Assange: a Freedom Fighter or a Threat to Freedom?
Assange’s critics call him a terrorist, a spy and a danger to the United States, although he’s an Australian citizen. Some politicians have even called for his termination as a serious threat to global stability. His supporters consider him a brave journalist dedicated to exposing political manipulation and advancing the cause of transparency, and countless people around the world are looking up to him as an iconic hero, but is he really? With his ordinary guy image, and his smear-campaign serving to rally public support, his only claim to fame is digging up and publishing dirty secrets of world leaders, which is the equivalent of what tabloids do with celebrities. So, are people supporting him for a true value they derive from the leaks, or only as an ethical obligation to support freedom of information? Whether we like it or not, surveillance, censorship and privacy infringements have become a fact of life. Intrusive body scanners and pat downs are causing outrage in US airports, Facebook is going to war over privacy, and Google and Apple are defending themselves against accusations of spying on users.
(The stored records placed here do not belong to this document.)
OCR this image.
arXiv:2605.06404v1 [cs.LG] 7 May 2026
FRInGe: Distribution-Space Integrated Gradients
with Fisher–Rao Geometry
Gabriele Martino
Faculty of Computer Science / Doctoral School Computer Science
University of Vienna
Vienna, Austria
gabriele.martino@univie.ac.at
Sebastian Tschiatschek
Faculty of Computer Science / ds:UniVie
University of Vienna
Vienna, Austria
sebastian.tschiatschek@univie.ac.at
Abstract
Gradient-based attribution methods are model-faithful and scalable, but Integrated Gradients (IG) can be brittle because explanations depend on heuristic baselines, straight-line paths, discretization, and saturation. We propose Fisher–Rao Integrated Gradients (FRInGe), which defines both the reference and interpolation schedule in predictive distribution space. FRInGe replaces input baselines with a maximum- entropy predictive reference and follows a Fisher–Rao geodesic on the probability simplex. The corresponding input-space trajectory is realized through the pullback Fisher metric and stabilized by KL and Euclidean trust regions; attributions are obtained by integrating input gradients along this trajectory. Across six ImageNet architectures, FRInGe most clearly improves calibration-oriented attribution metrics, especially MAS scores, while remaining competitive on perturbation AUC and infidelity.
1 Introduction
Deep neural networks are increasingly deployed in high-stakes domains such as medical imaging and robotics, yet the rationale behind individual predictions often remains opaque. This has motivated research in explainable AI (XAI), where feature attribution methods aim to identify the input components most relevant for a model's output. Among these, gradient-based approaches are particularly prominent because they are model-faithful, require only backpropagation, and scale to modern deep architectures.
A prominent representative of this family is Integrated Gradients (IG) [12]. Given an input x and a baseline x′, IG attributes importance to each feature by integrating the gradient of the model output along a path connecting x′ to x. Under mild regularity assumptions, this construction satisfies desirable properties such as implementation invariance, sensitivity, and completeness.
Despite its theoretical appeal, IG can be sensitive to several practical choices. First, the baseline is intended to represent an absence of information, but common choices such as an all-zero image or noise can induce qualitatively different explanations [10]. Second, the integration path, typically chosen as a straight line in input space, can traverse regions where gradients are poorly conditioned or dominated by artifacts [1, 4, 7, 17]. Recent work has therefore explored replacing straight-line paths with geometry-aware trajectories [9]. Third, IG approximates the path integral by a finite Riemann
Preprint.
When it comes to privacy, the “free” world is no better than China in the eyes of many. It is then plausible that people want to retaliate by snooping into the affairs of the Big Players to even the score. In that context, Wikileaks only offers high-octane entertainment for the underdog, yet, what is the impact of those leaks on limiting freedom of information? After all, the decision makers have now been offered a golden opportunity to put an Orwellian scheme into motion, with the excuse that sensitive information is dangerous in the hands of the inexperienced general public.
The War on Information
Is Wikileaks in fact a controlled leak, which serves a plan to censor the Internet, allowing only licensed personnel to run major sites? If information becomes the enemy, then that enemy will be fought, and judging by our experience in the War on Terror, drastic limitations on individual liberties and civil rights are the result. Technology is now accused of pausing a commercial and strategic threat: enabling supporters to hack top commercial sites in retaliation for dropping Wikileaks accounts under political pressure, and putting US agents around the world in danger. So under the “Internet Kill Switch” bill passed last June by the US senate, it would be very possible to shut down thousands of sites for “national security” reasons, pending acquiring an operation license, and that would be the end of free Internet. If that nightmare is a possible scenario, the man of the people won’t be the true victim; the major casualty of that dirty war would be our freedom.